Como comenté en la primera entrada del diario el sobrevuelo lo contratamos con la agencia Air Shakawe. Nos costó cerca de los 200€ por los dos. Si vais más personas o podéis compartir el vuelo con otros, sale más barato. Pagamos en la agencia con tarjeta de crédito. No pudimos tener mejor primer contacto con Botswana. El vuelo es espectacular , se ven paisajes fascinantes y puedes divisar sin dificultad manadas de varios animales. Nosotros escogimos el que tiene una hora de duración. Aunque al final estuvimos algo más.

Una vez terminado el vuelo, nos fuimos hasta el hotel. Como todavía era temprano nos fuimos hasta Maun. Preguntamos en recepción y nos ayudaron a parar a un taxi en la carretera. Nos dijeronque pagaramos 8 pulas, al cambio unos 70 céntimos. El taxi puede ser compartido y va subiendo o bajando gente. Le dijimos que nos dejara en la zona comercial. En pocos minutos estábamos viendo alguna tiendecilla, viendo a la gente local haciendo su vida y entramos en un Spar a comprar alguna cosa. El ambiente estaba animado y pasamos un buen rato viendo a un grupo haciendo danzas.

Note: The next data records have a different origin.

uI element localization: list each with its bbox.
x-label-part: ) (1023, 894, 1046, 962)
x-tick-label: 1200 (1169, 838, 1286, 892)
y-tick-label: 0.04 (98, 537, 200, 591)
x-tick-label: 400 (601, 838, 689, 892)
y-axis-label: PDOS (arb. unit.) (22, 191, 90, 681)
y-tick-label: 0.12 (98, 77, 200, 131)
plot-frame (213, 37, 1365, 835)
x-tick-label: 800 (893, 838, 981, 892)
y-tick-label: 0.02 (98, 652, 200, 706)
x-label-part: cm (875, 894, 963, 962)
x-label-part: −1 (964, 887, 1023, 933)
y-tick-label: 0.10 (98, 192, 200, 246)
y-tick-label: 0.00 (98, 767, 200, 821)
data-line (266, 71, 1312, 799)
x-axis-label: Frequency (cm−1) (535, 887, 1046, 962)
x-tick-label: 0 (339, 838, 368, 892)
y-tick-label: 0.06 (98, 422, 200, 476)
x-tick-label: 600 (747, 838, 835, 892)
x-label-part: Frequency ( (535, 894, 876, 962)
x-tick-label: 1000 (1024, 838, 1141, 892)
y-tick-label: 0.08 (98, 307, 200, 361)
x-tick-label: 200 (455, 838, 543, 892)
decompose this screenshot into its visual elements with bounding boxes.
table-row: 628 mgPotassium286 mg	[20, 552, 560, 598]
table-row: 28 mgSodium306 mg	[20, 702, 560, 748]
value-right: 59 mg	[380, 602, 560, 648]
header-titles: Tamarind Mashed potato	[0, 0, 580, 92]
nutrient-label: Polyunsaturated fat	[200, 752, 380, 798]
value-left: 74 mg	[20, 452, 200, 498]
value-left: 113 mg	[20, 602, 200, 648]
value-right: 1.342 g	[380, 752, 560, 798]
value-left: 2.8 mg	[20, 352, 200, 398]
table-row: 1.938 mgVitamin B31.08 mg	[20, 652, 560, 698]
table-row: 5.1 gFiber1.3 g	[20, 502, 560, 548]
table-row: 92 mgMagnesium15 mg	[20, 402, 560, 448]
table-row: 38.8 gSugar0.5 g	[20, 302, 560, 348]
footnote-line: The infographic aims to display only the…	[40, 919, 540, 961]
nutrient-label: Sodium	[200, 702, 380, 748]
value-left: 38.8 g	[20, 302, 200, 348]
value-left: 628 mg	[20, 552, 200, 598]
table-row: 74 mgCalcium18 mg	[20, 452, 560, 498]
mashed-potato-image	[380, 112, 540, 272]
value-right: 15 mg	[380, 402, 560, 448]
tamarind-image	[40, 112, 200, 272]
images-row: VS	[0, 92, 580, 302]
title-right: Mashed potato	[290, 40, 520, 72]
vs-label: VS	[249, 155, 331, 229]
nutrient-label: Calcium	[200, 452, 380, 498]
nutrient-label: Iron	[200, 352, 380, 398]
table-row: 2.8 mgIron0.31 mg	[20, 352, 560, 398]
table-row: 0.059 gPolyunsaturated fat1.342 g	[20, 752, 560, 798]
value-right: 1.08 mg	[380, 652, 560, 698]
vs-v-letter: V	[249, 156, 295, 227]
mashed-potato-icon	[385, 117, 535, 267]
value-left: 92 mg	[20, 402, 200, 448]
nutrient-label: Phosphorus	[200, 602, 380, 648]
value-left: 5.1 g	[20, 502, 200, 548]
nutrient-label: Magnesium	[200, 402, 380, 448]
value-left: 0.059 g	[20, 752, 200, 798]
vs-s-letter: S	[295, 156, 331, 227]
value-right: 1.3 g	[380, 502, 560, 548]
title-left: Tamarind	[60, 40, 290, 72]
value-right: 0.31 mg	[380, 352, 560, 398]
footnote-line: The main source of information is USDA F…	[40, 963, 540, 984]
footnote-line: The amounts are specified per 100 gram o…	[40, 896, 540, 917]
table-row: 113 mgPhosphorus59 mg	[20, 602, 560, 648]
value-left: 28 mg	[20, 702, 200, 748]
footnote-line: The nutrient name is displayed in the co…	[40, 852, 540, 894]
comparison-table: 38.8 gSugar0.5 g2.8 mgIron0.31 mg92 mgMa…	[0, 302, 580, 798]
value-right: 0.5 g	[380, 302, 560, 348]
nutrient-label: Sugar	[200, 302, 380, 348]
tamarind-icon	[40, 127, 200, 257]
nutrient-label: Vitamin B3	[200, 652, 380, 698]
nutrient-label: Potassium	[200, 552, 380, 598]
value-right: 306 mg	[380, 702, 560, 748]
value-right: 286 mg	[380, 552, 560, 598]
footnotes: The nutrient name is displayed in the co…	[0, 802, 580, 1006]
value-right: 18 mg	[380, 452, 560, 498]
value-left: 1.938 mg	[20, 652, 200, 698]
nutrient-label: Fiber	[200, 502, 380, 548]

Cuando nos pareció volvimos al hotel, paramos a un taxi y por menos de 1€ nos llevó. Cenamos en el hotel algo que habíamos comprado en el Spar y nos fuimos a descansar. El día había sido increíble. El delta del Okawango nos impresionó, los colores, el agua, las marcas de los caminos creados al paso de los animales, las manadas que pudimos ver desde el aire. No hay palabras para describirlo. Esa noche la mente intentaba asimilar tantas imágenes dsifrutadas. Tocaba descansar que al día siguiente había que madrugar. Nos esperaba el paseo en Mokoro y el Paseo a pie por una de las islas formadas por el delta.